Il vaccino antinfluenzale e’ potenziato dalla flora batterica intestinale che, in qualche modo ancora da chiarire, stimola la risposta immunitaria contro l’influenza indotta dal vaccino. La scoperta, resa nota sulla rivista Immunity, arriva da uno studio Usa e ha implicazioni notevoli di salute pubblica: per esempio e’ probabile che, se prima di sottoporsi al vaccino antinfluenzale si assume una terapia antibiotica, l’efficacia del vaccino stesso si riduca.
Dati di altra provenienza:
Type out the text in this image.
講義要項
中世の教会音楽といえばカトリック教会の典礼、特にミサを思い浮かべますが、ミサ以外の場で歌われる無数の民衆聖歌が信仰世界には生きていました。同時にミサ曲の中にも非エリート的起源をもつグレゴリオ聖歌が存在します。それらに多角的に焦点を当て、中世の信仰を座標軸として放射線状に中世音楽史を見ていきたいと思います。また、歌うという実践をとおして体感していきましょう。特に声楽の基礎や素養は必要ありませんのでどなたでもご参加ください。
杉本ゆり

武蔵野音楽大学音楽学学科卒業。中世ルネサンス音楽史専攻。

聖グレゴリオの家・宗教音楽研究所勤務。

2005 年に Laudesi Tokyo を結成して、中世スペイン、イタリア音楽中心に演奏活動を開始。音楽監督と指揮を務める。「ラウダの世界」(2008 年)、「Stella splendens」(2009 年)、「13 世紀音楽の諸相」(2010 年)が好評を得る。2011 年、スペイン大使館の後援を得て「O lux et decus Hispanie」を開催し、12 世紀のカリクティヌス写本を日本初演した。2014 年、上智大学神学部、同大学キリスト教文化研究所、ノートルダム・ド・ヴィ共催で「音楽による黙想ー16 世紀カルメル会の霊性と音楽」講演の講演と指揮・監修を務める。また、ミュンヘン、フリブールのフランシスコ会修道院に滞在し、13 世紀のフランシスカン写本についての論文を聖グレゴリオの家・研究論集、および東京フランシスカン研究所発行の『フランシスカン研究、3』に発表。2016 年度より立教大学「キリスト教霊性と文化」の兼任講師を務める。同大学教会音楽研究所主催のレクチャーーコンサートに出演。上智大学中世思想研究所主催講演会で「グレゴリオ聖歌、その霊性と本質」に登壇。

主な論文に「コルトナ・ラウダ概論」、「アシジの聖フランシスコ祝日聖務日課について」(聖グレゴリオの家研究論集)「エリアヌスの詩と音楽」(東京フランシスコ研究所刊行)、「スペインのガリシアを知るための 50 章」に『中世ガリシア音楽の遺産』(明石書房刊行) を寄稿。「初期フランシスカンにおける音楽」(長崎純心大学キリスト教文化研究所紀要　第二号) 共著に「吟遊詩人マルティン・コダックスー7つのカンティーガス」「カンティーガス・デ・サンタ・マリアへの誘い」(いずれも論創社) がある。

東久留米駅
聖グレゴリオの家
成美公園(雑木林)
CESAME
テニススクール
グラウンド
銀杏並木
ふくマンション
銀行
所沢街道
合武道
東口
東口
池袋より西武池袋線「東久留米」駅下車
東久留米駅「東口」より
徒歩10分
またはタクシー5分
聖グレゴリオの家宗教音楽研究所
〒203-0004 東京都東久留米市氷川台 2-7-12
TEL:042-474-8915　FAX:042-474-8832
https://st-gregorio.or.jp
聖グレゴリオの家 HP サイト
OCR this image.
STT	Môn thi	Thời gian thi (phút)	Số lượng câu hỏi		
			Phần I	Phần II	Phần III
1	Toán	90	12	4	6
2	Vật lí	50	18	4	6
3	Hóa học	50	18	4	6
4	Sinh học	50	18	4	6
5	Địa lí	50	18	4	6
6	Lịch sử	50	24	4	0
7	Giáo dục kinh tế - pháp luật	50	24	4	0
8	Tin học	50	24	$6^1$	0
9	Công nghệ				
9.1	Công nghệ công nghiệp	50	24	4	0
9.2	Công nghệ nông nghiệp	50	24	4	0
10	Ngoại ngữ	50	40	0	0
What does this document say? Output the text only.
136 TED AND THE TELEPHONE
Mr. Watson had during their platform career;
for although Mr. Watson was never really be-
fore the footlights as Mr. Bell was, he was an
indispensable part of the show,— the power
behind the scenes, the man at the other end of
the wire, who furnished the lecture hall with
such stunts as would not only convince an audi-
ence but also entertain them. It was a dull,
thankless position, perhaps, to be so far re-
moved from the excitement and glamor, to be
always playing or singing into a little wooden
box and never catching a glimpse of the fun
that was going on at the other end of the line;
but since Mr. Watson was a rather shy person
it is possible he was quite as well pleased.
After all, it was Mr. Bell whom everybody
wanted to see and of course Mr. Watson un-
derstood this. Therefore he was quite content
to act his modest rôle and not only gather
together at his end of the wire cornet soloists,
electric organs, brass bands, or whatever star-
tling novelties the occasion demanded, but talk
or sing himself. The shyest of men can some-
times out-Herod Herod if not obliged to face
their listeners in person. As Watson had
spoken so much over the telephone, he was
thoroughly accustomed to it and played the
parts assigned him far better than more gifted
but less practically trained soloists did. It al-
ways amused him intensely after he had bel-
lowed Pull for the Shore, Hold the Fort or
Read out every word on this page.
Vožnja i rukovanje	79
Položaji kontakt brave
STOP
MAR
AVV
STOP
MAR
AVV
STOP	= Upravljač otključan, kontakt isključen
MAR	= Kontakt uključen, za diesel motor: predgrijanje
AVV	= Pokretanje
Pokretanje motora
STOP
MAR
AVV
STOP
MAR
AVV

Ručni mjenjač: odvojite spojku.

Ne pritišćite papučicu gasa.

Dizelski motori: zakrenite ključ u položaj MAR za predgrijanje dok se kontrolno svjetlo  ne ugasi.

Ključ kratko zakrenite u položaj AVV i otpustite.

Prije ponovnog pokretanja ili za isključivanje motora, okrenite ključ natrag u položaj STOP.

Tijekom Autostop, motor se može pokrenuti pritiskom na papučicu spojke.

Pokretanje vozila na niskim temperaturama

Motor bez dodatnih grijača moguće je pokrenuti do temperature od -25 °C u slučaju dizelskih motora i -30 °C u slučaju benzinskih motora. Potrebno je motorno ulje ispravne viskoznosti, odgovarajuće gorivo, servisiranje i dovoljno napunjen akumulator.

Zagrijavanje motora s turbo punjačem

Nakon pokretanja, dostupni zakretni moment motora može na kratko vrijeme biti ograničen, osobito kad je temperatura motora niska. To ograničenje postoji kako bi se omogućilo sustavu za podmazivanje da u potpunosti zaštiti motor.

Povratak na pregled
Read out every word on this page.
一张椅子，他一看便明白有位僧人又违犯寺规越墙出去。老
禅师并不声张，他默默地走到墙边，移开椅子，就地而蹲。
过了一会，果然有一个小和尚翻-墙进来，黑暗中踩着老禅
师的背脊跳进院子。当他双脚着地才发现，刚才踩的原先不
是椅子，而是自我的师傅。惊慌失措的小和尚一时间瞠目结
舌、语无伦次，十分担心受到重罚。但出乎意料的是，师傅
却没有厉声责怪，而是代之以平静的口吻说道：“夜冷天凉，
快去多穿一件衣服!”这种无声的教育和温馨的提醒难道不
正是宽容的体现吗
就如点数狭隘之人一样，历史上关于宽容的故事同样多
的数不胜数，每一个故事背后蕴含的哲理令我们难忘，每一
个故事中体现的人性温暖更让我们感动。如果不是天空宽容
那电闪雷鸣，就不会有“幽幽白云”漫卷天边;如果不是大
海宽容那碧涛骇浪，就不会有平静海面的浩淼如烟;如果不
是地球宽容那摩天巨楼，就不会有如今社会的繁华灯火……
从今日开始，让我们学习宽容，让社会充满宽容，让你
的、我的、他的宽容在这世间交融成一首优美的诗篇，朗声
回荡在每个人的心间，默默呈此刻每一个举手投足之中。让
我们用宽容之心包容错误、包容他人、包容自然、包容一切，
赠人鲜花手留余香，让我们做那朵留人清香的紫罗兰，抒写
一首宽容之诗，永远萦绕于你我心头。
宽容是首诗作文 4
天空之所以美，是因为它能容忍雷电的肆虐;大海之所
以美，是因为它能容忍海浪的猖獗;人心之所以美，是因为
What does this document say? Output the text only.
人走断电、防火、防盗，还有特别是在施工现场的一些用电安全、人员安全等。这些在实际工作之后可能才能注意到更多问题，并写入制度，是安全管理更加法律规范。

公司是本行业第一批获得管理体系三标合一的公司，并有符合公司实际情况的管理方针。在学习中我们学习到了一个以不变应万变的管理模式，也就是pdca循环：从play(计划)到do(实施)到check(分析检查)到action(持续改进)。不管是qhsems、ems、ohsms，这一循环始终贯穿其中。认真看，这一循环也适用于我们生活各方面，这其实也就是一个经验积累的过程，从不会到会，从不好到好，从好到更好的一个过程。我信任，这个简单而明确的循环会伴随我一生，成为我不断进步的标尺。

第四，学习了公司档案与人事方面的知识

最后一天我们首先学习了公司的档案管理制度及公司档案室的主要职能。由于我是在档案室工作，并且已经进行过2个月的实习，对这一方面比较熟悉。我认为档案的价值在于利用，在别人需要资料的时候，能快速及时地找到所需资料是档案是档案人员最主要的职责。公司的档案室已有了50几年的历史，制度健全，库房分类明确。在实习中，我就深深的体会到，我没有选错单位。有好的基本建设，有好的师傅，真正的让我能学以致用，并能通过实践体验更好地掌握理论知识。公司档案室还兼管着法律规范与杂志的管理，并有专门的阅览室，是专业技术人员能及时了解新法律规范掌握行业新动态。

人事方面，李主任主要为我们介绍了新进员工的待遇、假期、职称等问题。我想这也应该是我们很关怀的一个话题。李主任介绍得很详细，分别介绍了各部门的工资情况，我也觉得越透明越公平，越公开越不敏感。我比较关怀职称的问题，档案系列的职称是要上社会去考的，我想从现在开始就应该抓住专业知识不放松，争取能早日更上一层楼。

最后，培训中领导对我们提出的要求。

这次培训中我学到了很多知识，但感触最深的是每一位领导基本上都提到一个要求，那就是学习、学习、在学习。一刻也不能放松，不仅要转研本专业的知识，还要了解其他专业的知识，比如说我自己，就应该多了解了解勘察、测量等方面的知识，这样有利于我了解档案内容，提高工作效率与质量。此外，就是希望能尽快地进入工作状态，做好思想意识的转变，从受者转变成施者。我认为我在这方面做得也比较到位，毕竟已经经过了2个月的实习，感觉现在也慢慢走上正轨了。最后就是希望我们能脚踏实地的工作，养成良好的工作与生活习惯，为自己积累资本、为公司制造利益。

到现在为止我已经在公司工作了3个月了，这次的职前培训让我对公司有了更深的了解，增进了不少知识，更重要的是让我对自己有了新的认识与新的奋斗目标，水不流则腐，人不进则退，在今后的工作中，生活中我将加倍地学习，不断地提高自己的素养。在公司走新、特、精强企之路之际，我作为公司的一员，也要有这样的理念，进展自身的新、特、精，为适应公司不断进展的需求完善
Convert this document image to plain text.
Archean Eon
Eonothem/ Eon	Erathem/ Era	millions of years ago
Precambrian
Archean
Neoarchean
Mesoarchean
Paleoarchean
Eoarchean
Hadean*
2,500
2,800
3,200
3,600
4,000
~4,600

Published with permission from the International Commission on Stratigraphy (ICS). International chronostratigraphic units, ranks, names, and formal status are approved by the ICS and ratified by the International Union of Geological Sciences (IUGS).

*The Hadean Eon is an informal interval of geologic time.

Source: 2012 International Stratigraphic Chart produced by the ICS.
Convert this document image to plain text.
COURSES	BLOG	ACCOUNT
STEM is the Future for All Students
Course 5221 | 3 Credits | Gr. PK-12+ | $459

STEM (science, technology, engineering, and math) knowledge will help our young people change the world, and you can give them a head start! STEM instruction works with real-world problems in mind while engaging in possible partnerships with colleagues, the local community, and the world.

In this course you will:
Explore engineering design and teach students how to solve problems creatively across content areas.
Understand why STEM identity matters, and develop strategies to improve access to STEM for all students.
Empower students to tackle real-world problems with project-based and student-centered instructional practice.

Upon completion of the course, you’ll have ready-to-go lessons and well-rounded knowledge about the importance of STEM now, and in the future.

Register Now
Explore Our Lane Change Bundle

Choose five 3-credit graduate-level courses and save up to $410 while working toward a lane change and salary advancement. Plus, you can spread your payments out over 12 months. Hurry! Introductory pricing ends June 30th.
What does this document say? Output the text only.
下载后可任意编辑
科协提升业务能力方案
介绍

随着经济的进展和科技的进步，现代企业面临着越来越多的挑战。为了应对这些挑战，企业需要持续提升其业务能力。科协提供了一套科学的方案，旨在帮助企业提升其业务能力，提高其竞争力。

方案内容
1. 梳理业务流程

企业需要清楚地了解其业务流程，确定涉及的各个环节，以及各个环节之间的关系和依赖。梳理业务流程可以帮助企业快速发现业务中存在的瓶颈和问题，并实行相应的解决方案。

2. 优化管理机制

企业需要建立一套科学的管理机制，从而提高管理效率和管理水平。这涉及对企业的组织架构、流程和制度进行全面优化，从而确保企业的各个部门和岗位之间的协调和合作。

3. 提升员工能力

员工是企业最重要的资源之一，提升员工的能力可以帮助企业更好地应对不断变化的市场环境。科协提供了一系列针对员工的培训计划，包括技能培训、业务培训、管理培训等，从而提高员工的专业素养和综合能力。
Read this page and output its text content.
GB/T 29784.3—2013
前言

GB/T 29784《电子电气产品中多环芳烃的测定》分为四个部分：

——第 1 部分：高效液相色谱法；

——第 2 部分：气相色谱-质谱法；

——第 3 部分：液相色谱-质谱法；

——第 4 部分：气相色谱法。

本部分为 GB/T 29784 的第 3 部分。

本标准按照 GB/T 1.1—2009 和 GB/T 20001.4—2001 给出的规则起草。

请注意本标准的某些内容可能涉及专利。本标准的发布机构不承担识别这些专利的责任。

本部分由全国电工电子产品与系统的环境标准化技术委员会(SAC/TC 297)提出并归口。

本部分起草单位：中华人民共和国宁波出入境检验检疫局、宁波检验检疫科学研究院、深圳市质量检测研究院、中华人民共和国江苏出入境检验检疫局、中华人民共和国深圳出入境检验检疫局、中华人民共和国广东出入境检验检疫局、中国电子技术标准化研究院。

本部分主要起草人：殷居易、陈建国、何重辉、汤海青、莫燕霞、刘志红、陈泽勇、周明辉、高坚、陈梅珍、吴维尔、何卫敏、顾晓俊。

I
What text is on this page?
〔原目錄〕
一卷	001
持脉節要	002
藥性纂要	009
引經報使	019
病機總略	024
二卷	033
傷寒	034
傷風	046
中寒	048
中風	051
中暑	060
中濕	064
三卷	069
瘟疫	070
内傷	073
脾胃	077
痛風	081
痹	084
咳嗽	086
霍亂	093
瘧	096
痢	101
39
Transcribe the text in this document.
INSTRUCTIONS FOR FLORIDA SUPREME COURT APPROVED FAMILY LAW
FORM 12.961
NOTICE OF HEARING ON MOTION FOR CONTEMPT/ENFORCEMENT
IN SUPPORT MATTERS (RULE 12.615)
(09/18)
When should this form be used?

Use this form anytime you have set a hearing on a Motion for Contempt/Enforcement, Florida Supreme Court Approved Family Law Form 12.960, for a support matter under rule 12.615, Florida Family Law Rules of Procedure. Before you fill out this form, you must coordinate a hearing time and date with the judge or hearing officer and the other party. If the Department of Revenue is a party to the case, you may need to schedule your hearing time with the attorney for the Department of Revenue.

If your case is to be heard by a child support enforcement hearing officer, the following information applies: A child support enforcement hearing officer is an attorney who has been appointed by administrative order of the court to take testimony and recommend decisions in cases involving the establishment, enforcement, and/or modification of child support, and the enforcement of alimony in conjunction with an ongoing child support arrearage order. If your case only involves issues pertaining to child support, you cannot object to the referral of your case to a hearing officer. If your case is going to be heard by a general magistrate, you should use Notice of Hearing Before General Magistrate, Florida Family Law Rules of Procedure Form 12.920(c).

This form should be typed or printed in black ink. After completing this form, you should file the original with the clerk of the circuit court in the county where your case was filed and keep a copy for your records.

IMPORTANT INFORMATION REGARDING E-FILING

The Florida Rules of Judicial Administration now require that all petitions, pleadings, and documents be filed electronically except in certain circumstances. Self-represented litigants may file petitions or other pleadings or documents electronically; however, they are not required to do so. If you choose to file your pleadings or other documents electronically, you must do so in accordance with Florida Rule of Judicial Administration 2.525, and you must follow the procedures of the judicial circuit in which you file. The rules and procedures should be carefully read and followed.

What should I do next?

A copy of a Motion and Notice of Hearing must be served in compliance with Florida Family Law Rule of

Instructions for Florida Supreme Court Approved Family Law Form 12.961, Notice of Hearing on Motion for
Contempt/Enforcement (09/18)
Eseguito su topolini, lo studio e’ stato diretto da Bali Pulendran del Emory Vaccine Research Center, il quale in un precedente lavoro aveva scoperto che il vaccino antinfluenzale funziona bene se e’ attivo il gene del sistema immunitario TLR5. Nel nuovo studio Pulendran ha ‘chiuso il cerchio’ scoprendo che il recettore TLR5 ha un ruolo nel riconoscimento delle popolazioni batteriche come quelle che albergano nel nostro intestino, perche’ si lega in modo specifico alla ”flagellina” che non e’ altro che la proteina che costruisce le ‘zampine’ con cui i batteri ‘nuotano’ nel nostro organismo. Infine l’esperto ha visto che topolini cresciuti in ambiente sterile che non sviluppano la flora intestinale, o topini trattati con antibiotici la cui flora e’ stata danneggiata da questa terapia, non rispondono bene al vaccino antinfluenzale. E’ plausibile che in assenza di una flora intestinale sana gli animali – e anche l’uomo molto probabilmente – non producano TLR5 e che per questo il vaccino risulti inefficace. La scoperta del ruolo della flora intestinale nell’efficacia del vaccino puo’ suggerire semplici strategie per rendere piu’ efficaci le campagne vaccinali stagionali contro l’influenza.